I scored a good deal on a JBL Synthesis S400 amp. Thing is built like a tank. It is a bridgeable 2ch and is full range but was used as the sub amp in the big JBL home systems.
I hooked it up and it sounded good for 2ch full range. I haven’t had time for a critical listen but I’d say initial impressions are neutral to a touch hard sound. Played it for an hour at normal levels and it never got even remotely warmer than when it was off (4 ohm load too).
Anywho, on to my question. The amp has a 4/8 ohm switch, to switch voltage rails I assume. It’s rated at 200x2 rms at both 4 and 8 ohms, and 400x1 into 8 ohms bridged.

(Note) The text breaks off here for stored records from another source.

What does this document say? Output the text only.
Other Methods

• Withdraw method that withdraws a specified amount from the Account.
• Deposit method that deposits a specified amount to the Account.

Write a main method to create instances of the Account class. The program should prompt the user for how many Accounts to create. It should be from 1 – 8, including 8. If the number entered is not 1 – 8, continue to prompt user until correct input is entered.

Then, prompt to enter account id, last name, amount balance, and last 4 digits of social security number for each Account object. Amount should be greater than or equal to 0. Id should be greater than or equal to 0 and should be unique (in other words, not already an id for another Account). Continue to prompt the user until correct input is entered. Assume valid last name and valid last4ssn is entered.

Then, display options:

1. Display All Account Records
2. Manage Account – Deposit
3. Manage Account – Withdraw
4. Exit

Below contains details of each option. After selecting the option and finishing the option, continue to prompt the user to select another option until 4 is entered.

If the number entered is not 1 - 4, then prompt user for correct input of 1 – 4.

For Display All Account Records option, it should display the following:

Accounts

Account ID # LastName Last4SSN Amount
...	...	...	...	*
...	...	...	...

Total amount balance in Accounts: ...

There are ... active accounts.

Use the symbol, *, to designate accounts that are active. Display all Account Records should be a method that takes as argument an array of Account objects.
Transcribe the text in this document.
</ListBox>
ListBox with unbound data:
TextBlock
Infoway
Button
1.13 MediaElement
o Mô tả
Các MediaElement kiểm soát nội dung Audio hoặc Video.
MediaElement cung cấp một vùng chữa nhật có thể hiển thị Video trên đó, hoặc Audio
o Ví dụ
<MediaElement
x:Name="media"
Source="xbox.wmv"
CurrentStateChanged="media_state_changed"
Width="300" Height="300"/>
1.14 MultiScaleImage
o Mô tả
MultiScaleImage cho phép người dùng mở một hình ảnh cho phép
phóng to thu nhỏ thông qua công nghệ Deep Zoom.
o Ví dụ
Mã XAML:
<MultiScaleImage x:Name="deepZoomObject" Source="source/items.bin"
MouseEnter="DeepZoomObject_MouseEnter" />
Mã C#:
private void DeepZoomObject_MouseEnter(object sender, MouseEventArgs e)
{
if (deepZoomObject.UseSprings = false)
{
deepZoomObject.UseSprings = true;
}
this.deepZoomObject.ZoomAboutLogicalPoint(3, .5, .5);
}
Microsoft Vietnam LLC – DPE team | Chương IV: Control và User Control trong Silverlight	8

Why is it rated at the same power at 4 and 8 ohms stereo? Why not the doubling of power? It has enough power for what I plan to use it for, but I’m just curious. It certainly isnt lack of power supply, the torroid is huge with 60k uF power caps, and iirc it is fused at 10A. It says dynamic headroom is 1.8db.
Comments
A lot of these amps are easily identifiable as to the source of the OE, but this one hasn’t been as clearly identified on the internet. The board color and amp layout are either Rotel or Parasound, but the board layout, big wirewound resistors, and small film caps are all very much Parasound, or the factory that builds them.
Based on the lack of any strain at all so far, so long as I’m not running a sub off it, I will plan to just leave it in 8 ohm mode all the time and forget about it like I did with the NAD.